Unnamed: 0,attraction_name,attraction_id,user_name,user_profile_link,review_date,helpful_votes,rating,review_link,review_text,review_title,experience_date
10720,Vernal Fall,g61000-d483481,Fairport Travelers,/Profile/Clarkvara,Jul 2008,560.0,4,/ShowUserReviews-g61000-d483481-r17854214-Vern...,Vernal Falls is sort of like the first leg of ...,Nice not too long hike,
10721,Vernal Fall,g61000-d483481,CAtravelfamily,/Profile/CAtravelfamily,Jun 2008,16.0,5,/ShowUserReviews-g61000-d483481-r17268549-Vern...,"Whew, it was a tough climb at times, but once ...",Worth the effort!,
10722,Vernal Fall,g61000-d483481,doodlebugakj,/Profile/doodlebugakj,Jul 2007,,5,/ShowUserReviews-g61000-d483481-r8255121-Verna...,This was a really fun hike but when we came ar...,Wow that was a lot of stairs!,
10723,Vernal Fall,g61000-d483481,Jase2153,/Profile/Jase2153,Sep 2005,9.0,5,/ShowUserReviews-g61000-d483481-r3910762-Verna...,I was visiting Yosemite from Australia and wen...,Worth The Trip,
10724,Vernal Fall,g61000-d483481,booradley2,/Profile/booradley2,Sep 2004,214.0,5,/ShowUserReviews-g61000-d483481-r2512847-Verna...,I've never been especially enthusiastic about ...,Do Not Miss Vernal Fall,


In [11]:
# The code snippet here ensures all the data stored in the individual attraction csv 
df_list = []
for i in range(len(attraction_name_list)):
    name = attraction_name_list[i]
    df_list.append(pd.read_csv(f"../Data/attraction_point_reviews_{name}.csv"))

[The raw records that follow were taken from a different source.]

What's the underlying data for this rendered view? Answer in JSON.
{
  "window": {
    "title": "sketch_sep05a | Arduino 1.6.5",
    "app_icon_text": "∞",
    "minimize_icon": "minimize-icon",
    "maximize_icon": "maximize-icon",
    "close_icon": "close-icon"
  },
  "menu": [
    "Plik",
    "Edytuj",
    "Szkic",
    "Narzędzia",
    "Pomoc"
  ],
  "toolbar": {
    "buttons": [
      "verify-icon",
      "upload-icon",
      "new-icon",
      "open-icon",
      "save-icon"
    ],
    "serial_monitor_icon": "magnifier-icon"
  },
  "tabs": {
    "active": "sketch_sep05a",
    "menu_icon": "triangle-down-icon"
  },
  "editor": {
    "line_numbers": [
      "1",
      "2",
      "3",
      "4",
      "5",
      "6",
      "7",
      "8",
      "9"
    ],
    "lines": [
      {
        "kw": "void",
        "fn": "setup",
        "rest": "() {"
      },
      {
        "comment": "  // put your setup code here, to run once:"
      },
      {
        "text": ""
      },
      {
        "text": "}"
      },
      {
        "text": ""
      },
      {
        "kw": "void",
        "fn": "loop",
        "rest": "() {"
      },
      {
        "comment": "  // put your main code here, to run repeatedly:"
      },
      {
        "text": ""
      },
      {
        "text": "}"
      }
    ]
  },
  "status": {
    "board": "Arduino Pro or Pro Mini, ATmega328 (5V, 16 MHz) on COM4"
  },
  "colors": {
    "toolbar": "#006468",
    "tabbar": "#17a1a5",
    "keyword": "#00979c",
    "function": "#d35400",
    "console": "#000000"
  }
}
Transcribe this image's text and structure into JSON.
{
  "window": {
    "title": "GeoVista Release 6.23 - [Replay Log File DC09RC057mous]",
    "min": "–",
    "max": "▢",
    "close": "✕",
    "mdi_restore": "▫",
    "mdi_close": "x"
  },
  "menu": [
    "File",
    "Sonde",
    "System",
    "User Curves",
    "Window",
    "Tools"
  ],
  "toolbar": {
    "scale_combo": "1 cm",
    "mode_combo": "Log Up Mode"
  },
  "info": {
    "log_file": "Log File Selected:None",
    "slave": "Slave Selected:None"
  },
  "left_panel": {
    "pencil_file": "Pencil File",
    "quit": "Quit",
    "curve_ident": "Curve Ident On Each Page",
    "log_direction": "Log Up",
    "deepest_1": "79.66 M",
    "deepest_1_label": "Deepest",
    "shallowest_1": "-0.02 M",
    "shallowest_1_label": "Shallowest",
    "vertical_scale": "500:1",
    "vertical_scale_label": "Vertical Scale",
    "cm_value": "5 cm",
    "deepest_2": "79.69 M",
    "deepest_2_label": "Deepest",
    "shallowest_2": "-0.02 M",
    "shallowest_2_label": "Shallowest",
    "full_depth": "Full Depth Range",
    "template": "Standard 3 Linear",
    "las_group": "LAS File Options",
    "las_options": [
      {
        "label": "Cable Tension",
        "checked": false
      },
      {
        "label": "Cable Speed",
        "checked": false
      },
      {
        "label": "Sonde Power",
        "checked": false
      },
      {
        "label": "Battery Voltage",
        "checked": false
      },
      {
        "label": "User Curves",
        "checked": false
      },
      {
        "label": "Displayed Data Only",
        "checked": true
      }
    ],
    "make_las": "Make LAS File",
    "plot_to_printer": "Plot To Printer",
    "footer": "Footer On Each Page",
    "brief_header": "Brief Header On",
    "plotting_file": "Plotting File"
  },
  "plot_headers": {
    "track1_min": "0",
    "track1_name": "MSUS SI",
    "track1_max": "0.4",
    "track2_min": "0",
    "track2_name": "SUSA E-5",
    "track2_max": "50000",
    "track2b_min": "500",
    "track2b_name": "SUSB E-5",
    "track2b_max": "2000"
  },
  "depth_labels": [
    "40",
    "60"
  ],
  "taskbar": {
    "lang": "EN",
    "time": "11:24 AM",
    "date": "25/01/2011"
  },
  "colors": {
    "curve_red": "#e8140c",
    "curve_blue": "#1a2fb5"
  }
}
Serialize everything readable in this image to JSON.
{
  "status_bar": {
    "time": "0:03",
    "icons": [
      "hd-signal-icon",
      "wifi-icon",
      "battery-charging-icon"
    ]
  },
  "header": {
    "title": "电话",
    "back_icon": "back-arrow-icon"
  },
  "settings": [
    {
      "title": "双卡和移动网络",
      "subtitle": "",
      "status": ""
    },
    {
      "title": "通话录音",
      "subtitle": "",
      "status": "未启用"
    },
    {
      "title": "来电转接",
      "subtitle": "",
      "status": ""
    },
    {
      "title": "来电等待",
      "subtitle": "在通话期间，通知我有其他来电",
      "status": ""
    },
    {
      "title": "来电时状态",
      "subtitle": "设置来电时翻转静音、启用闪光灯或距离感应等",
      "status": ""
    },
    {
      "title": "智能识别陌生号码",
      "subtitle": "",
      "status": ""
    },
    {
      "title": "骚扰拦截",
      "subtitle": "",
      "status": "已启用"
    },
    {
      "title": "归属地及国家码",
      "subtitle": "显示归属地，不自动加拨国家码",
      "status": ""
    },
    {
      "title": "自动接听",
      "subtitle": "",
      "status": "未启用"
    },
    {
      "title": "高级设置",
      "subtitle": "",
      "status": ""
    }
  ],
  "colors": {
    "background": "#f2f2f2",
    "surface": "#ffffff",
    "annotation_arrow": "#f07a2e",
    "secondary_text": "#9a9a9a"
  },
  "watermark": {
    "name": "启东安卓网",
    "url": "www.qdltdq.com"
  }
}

new_df = pd.concat(df_list, ignore_index = True)

Now that we have the necessary data, we can move to preprocessing this text using various NLP libraries, the steps for which can be found in [2-NLP_Preprocessing](2-NLP_Preprocessing.ipynb)

**Note for Future Steps**  
An additional script can be written to scrape the list of all attractions in Yosemite National Park, which can then be used to the scrape the reviews for these corresponding attractions, making the corpus comprehensive in nature.  

This can also be taken a step further to then scrape the list of all National Parks. This can be used to refer attractions in one park by using a user's likes and dislikes from a previous park visit.